Health insiders say the hospital’s resuscitation rate and need for special care for newborns following complications is too high.
One specialist said the neonatal resuscitation score was a good indication of how well labour had been looked after.
“It’s not something that should be a frequent occurrence if you’re paying close attention to things,” the doctor said.
Gold Coast Health executive director of operations Jane Hancock yesterday would not confirm the rate, only saying, “Our main aim is to keep a woman and her baby safe, with any resuscitation of a newborn, including the involvement of the Neonatal Intensive Care Unit, based on the requirements of each baby.”
As many as 4500 babies are expected to be born at the hospital this year as it copes with an increase of women from Brisbane to northern NSW who want to give birth at the new facility.
“The midwives on the floor have been extremely unhappy because of how busy they’ve been,” a midwife said.
“They’ve been putting pressure on management to get more staff.”
Gold Coast Medical Association president Dr Gary Swift, a private obstetrician who works publicly, said there were risky cases he would refuse to take on in private practice but doctors’ hands were tied in the public system.
“There is a culture of lowering the caesarean rate but sometimes there is a fine line between somebody who probably should have had a caesarean and didn’t and somebody who’s had a caesarean and may not have needed it,” he said.

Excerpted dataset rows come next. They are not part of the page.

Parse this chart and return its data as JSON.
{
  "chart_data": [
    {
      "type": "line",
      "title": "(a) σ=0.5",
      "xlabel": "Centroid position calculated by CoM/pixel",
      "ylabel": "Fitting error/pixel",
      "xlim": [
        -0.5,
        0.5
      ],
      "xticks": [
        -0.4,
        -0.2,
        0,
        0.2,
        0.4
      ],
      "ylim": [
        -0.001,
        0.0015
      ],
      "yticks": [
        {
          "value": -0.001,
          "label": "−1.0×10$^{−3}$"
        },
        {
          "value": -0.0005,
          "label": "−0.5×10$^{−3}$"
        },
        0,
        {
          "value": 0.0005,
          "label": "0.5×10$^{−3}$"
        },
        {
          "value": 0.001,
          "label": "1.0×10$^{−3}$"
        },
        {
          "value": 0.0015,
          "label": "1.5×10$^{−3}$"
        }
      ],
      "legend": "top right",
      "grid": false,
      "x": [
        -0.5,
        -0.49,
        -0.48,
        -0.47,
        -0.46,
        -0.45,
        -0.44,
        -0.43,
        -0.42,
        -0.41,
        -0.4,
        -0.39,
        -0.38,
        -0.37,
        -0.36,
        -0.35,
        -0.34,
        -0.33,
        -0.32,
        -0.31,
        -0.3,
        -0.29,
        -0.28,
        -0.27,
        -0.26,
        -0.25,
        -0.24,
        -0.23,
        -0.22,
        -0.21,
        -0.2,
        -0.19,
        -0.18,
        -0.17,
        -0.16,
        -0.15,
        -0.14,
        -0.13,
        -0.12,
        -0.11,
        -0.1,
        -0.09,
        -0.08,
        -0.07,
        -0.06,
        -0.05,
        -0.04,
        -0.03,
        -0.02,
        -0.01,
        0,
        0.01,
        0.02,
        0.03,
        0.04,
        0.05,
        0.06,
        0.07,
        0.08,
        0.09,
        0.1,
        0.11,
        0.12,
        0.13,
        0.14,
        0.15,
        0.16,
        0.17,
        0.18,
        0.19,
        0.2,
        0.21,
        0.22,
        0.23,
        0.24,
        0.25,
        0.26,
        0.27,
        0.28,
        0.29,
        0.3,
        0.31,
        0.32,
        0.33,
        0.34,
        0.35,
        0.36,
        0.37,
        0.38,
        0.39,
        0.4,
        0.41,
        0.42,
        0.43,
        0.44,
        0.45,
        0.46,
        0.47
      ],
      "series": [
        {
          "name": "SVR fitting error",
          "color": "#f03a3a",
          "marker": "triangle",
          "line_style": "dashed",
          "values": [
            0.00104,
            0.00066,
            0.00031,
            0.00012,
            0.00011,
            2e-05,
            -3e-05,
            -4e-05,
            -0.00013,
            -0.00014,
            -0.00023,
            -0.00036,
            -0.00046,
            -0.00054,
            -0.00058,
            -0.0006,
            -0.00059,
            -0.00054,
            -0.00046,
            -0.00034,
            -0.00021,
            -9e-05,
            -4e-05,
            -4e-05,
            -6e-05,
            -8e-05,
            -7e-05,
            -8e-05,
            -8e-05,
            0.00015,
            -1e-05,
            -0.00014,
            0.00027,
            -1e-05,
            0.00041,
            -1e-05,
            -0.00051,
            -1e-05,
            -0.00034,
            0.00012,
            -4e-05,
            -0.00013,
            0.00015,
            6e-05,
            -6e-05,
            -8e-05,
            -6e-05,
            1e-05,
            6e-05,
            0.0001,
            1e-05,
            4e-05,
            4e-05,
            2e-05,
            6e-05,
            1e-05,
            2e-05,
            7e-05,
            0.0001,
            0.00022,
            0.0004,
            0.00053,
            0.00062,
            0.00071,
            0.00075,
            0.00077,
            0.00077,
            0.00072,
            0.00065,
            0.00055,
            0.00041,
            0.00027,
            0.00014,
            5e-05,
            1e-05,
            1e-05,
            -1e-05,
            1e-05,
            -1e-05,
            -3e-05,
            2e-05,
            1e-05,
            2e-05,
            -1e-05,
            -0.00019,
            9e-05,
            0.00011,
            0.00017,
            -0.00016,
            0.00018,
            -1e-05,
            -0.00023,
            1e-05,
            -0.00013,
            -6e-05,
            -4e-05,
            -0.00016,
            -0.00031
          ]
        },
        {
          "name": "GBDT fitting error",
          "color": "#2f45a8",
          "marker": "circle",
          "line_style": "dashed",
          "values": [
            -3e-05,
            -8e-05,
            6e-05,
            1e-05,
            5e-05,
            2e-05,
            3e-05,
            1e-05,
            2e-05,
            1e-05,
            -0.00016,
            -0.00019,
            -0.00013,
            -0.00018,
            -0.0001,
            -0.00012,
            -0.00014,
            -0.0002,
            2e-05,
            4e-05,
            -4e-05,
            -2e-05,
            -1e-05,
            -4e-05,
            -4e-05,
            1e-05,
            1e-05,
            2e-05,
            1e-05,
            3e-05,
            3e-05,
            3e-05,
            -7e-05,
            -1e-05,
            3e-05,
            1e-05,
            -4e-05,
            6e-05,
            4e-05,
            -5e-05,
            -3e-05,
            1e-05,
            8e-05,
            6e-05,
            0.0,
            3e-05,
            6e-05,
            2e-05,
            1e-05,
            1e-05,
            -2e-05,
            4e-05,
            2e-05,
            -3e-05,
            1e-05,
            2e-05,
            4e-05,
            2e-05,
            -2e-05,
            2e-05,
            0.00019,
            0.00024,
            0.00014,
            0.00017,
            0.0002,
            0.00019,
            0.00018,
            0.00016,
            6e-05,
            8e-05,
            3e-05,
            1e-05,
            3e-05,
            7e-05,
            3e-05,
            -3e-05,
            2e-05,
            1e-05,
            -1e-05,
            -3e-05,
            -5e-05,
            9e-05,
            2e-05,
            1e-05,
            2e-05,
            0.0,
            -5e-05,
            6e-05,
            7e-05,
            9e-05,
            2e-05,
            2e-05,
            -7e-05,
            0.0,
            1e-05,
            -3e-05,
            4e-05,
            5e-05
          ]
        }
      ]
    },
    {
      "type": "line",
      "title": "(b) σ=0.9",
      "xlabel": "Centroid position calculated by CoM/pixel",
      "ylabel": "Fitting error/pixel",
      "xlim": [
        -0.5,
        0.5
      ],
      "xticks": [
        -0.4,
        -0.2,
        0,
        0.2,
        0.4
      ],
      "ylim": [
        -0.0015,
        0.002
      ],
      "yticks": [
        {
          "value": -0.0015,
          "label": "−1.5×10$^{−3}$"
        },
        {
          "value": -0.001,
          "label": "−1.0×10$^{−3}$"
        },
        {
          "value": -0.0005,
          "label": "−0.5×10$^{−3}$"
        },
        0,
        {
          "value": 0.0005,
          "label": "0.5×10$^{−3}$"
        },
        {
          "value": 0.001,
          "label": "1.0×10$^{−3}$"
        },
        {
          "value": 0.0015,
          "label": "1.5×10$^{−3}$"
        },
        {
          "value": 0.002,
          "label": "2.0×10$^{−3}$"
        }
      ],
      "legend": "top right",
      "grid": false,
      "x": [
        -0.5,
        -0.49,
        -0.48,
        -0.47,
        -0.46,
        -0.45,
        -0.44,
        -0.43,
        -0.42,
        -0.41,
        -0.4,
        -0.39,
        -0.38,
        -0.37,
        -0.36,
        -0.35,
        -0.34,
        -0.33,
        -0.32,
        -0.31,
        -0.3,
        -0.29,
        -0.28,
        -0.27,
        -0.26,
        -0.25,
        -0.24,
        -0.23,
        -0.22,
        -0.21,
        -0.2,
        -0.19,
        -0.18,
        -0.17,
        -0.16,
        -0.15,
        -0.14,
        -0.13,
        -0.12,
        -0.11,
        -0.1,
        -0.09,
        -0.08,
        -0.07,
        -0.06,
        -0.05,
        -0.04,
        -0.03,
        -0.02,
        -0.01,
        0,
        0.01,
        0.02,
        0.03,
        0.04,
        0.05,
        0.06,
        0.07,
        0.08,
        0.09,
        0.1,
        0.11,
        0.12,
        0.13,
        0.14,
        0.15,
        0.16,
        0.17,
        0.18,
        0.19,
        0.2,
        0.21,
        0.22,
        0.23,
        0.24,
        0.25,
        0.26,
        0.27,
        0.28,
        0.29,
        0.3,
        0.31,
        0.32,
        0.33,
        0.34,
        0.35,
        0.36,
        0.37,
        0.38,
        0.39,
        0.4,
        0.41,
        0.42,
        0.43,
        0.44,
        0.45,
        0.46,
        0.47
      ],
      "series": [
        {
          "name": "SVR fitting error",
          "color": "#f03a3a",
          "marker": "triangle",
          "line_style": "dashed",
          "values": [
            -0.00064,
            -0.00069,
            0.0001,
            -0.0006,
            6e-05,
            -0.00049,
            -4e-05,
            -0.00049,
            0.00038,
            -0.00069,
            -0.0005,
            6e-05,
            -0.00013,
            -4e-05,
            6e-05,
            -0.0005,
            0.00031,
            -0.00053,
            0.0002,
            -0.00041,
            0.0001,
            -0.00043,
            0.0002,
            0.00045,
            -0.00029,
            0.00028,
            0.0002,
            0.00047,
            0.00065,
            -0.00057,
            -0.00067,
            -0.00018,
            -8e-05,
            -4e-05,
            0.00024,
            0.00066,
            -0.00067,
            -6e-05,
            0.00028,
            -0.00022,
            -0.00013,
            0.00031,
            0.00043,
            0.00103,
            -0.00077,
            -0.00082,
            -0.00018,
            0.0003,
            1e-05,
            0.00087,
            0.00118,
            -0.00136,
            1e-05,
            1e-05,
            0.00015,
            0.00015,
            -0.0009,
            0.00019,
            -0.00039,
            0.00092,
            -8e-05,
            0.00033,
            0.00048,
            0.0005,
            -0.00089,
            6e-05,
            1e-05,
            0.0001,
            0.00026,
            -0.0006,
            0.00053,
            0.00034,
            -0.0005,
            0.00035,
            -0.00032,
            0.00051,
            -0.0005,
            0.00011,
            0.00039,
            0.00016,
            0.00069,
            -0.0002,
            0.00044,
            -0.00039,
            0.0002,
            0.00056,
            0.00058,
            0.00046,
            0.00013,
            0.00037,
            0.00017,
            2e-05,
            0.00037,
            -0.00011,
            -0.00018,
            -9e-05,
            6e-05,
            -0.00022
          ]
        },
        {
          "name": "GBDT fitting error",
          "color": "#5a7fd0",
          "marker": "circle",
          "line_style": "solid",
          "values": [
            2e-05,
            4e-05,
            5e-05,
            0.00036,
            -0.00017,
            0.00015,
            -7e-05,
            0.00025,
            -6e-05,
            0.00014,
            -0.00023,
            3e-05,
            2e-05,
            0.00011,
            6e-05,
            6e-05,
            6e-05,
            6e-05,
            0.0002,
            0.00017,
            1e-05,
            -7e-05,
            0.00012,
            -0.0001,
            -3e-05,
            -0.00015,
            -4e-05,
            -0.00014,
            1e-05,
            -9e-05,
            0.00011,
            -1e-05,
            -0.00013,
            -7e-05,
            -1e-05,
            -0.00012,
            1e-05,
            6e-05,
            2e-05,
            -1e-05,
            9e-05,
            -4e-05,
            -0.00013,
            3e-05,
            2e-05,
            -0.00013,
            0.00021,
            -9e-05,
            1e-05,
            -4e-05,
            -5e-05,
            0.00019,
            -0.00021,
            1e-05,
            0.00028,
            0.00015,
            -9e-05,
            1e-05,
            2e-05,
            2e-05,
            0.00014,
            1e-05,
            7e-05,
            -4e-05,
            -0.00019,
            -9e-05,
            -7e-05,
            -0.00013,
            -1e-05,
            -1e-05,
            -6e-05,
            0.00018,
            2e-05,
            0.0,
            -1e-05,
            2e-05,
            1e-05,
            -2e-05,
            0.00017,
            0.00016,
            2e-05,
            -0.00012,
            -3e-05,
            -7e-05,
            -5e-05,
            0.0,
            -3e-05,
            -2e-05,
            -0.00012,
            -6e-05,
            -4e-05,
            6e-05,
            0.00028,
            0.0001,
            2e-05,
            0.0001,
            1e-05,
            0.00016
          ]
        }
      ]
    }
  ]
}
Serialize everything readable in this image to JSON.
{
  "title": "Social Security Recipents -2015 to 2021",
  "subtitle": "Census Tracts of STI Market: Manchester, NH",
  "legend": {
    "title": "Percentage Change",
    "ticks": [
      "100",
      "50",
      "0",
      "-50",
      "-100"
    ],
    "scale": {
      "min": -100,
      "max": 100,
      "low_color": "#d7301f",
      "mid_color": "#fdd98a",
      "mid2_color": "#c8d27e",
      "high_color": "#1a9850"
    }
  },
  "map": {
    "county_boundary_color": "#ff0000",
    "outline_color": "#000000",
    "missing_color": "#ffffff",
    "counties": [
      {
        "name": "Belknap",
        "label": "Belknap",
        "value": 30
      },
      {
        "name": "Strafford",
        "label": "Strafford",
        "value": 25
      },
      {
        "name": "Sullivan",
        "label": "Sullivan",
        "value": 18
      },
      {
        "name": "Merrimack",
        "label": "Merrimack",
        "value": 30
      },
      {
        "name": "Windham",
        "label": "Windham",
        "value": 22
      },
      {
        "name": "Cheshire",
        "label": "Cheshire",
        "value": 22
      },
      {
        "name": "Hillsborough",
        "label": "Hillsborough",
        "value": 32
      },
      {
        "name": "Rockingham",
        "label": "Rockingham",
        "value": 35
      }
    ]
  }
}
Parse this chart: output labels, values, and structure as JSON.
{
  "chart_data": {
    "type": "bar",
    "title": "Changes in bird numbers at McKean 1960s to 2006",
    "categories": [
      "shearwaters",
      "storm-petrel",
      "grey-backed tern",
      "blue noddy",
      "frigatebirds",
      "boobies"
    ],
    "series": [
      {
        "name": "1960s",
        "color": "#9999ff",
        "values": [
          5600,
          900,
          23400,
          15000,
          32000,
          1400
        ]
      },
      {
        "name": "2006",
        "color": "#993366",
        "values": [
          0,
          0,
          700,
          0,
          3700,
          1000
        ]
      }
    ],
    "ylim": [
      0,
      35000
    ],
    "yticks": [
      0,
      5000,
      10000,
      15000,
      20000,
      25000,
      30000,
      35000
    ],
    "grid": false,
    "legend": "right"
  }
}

Dr Swift said when GCUH become a tertiary level teaching hospital the service had to take on more complex cases.
“One of the downsides of being a tertiary hospital is you lose the ability to defer high- risk patients to other hospitals,” he said.
“Patients are contributing to higher risk workloads than what we’d like to deal with.”
The Bulletin understands complaints had been made to the Australian Health Practitioner Regulation Agency about issues in the unit, however the agency would not confirm this.
Ms Hancock said the service was equipped to deal with high-risk cases and expectant mothers were provided with information on birth options.